Plaintiff's argument, in its starkest terms, is that, because the statute explicitly refers to "children," it must be interpreted to protect only children:


"The statute is quite specific: It applies only when children are present. The target class--indeed the only class the statute contemplates--are children. Unless a child is injured, there is no negligence per se.


"The same reasoning applies to the type of harm the statute seeks to prevent. The contemplated harm is a collision between a passing vehicle and an inattentive child. It does not include a collision between vehicles, both driven by focused adults, and who may or may not have anything to do with the school." (Emphasis in original; footnote omitted.)


Defendant responds that plaintiff's characterization of the statute's scope and purpose is too restrictive in that it fails to acknowledge that ORS 811.105(2)(c)(A) (1995) is merely a particular circumstantial "variation on the basic speed rule found in the preceding statute, ORS 811.100." Thus, defendant reasons, just as the "basic rule" is intended to protect Oregon motorists and pedestrians generally, so too is ORS 811.105(2)(c)(A) (1995):


"By slowing speeds near 'school grounds' or 'school crosswalks,' the statute recognizes that school zones are congested areas, like any other. They are areas where adults will cross more slowly with an eye on dawdling children. Along with children, crossing guards, parents, teachers, classified staff, and volunteer coaches will be exposed to the risk of speeding vehicles near school grounds. * * * It is a risk that is not limited to pedestrians, either. As congested areas, schools are the destinations for large school buses, small activity vans, teacher and staff vehicles, and scores of vehicles bringing children to class or after-school activities. Children and adults will be in those vehicles. All vehicle occupants, whether adults or children, are exposed to the same risk of injury when a vehicle speeds through a school zone. When one car stops to allow a child and parent to cross the road, the car's driver and passengers can all be injured by the speeding car that rear-ends them from behind. When a speeding car veers onto the grass to avoid a left-turning car, a teacher, coach, or parent may be the one injured as the adult jumps in the car's path to push the child away." (Footnote omitted.)
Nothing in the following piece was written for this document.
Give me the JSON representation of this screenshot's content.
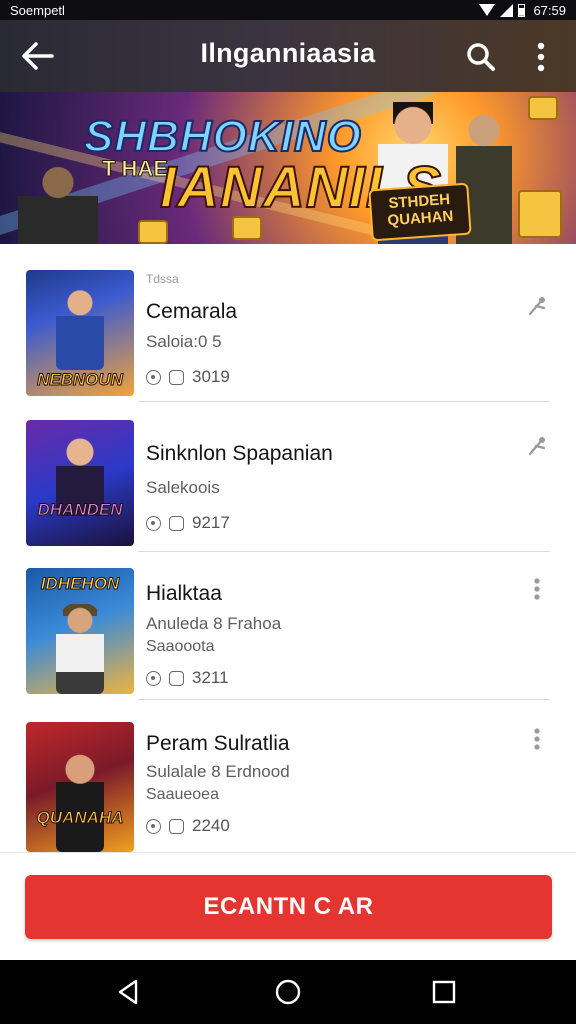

We agree with defendant. ORS 811.105(2)(c)(A) (1995), read in combination with ORS 811.100, confirms that the former merely describes circumstances bearing on the latter's application. ORS 811.100 reads, in part:


"(1) A person commits the offense of violating the basic speed rule if the person drives a vehicle upon a highway at a speed greater than is reasonable and prudent, having due regard to all of the following:


"(a) The traffic.


"(b) The surface and width of the highway.